Thursday, October 29, 2009

Zero Degree Novel - Review On The New Ind press

Zero Degree
By Charu Nivedita
Translated by Pritham K Chakravarthy & Rakesh Khanna Blaft Publications
Pages: 232
Price: Rs 315


This book can be compared to a scream. A good, full-throated one for which you would ordinarily need the falling cliffs. And to say that Zero Degree cannot be brought home would be, ironically, a compliment to the author Charu Nivedita and its translators Pritham K Chakravarthy and Rakesh Khanna.

Charu writes about politics within the family, more accurately sexual politics within the family. Since he has done a good job of revealing the uncertainty and violence within families and contemporary personal relationships, it would indeed be a bad idea to bring it home. But for all those feel stifled within a family and a meaningless routine, please read it on your way to work.

Hide it in the deep recesses of your clothes cupboard or in the general chaos of your office desk, if you will, but read it. You should read it for the thoughts that ordinarily get edited out or words that get buried in symbols.

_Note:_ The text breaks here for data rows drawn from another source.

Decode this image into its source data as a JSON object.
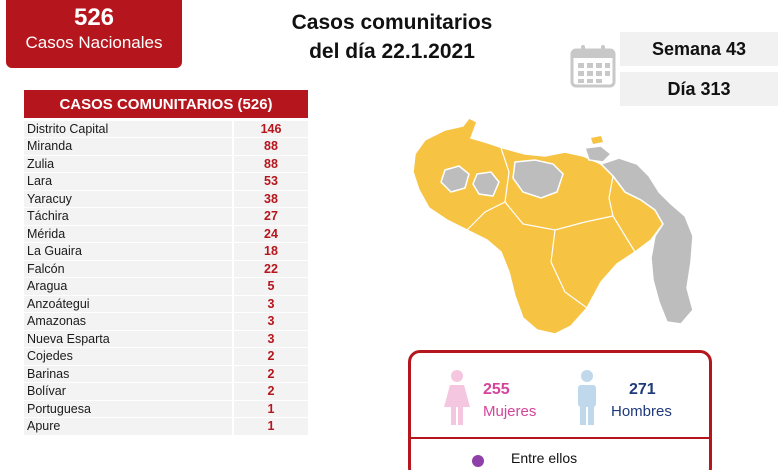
{
  "national": {
    "count": "526",
    "label": "Casos Nacionales"
  },
  "title": {
    "line1": "Casos comunitarios",
    "line2": "del día 22.1.2021"
  },
  "calendar": {
    "icon": "calendar-icon",
    "week": "Semana 43",
    "day": "Día 313"
  },
  "table": {
    "header": "CASOS COMUNITARIOS (526)",
    "rows": [
      {
        "name": "Distrito Capital",
        "value": "146"
      },
      {
        "name": "Miranda",
        "value": "88"
      },
      {
        "name": "Zulia",
        "value": "88"
      },
      {
        "name": "Lara",
        "value": "53"
      },
      {
        "name": "Yaracuy",
        "value": "38"
      },
      {
        "name": "Táchira",
        "value": "27"
      },
      {
        "name": "Mérida",
        "value": "24"
      },
      {
        "name": "La Guaira",
        "value": "18"
      },
      {
        "name": "Falcón",
        "value": "22"
      },
      {
        "name": "Aragua",
        "value": "5"
      },
      {
        "name": "Anzoátegui",
        "value": "3"
      },
      {
        "name": "Amazonas",
        "value": "3"
      },
      {
        "name": "Nueva Esparta",
        "value": "3"
      },
      {
        "name": "Cojedes",
        "value": "2"
      },
      {
        "name": "Barinas",
        "value": "2"
      },
      {
        "name": "Bolívar",
        "value": "2"
      },
      {
        "name": "Portuguesa",
        "value": "1"
      },
      {
        "name": "Apure",
        "value": "1"
      }
    ]
  },
  "map": {
    "affected_color": "#f6c343",
    "unaffected_color": "#bdbdbd"
  },
  "stats": {
    "women_count": "255",
    "women_label": "Mujeres",
    "men_count": "271",
    "men_label": "Hombres",
    "among_label": "Entre ellos"
  },
  "colors": {
    "accent": "#b5161d",
    "women": "#d4449b",
    "men": "#1f3a7a"
  }
}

Zero Degree falls within the genre of trangressive fiction, in which authors try to break out of their societal confines by discussing taboo subjects. Anne Soukhanov, in The Atlantic Monthly (1996) described it as “A literary genre that graphically explores such topics as incest and other aberrant sexual practices, mutilation, the sprouting of sexual organs in various places on the human body, urban violence and violence against women, drug use, and highly dysfunctional family relationships, and that is based on the premise that knowledge is to be found at the edge of experience and that the body is the site for gaining knowledge.” Other popular authors in this genre could be Chuck Palanhiuk and Charles Bukowski.

Charu’
s book, written originally in Tamil a decade ago, follows no linear narrative and the protagonist of the book is the insanity that confronts you every day. The narrative is so chaotic that it is a relief. And occasionally there is humour.

The first chapte
r is one of my favourites for its keen observations, pathos and good-humoured acceptance. In it the author addresses his readers, both ‘normal’ and ‘deviant’. There are chapters that layer personal battles with larger political ones; the sudden change in perspective can give you vertigo. There is a chapter that is a questionnaire, which includes subversive questions that ridicule the author, critics and readers, and then it asks you questions that serve no logical purpose.

There are letters and phone conversations and pages that imitate palm-leaf manuscripts. There are chapters and sentences the author refuses to complete. There is a poem on the primordial and powerful Shakthi who was forced to give away her powers to three men. After using her powers of creation, protection and destruction, they return tired and ask her … Well, I shall leave the sentence hanging too.

Occasionally the author drops names of Latin American writers and high-brow philosophers. Perhaps it is to assure the reader that he is not being taken for a ride. That the well-read, literate author is taking the reader on a well-planned tour. Zero Degree takes you apart and allows you to rearrange yourself as you please.